Gözlerimizin
gördüğü değildir çoğu zaman kafamızın içinde beliren. Arzularımızın,
isteklerimizin, beklentilerimizin süzgecinden geçen görüntüler yansıyarak
süzülür beyin kıvrımlarımızın arasına. Gerçeklik dediğimiz şey aslında kişisel
süzgecimizden geçen verilerin oluşturduğu bir çerçevedir. Bu yüzden aynı manzaraya bakan pek çok kişi
farklı algılamalara sahip olur. Saf bir şekilde kendisi olan gerçeklik,
algılamalarla çarpıtmaya uğrar. Benzer durum elbette “olan”la ilişkimizde de
geçerlidir.
Kişiliğimizi oluşturan, benim
dediğimiz ya da farkında bile olmadan sahiplendiğimiz pek çok değer,
gerçekliğin saf duruşunun üstüne kalın bir perde çeker. Biz de sahip
olduklarımızla, algıladığımız kadar bilebiliriz karanlıktaki gerçekliği. Oysa
doğrudan, saf bir bakışla görebilme yetisine sahip olabilsek gerçekliği
kavrayabilmemiz daha olası olacak. Özgürlük de tam olarak gerçeklik ile
aramızdaki perdeyi kaldırmak değil midir? Kendimize ait olarak gördüğümüz,
biriktirdiğimiz her değer, her düşünce ve yargı gerçekliğe ulaşmaya çalışan
benliğimize vurulmuş birer pranga değil midir?

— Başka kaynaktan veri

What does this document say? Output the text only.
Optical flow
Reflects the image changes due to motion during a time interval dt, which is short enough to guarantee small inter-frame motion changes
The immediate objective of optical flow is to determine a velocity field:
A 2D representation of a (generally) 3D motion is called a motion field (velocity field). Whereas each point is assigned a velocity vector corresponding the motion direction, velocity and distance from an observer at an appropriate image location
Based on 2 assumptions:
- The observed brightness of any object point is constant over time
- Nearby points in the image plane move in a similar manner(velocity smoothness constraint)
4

Bakmakla görmek arasındaki ayrıma
vurgu yapılır hep, oysa daha da ileriye gidip gerçekliğin çıplak haliyle
algılarımızın giydirdiği hali arasındaki ayrımın farkına varabilmemiz de
gerekir. Eğer gerçekliğin ne olduğuyla gerçekten ilgileniyorsak.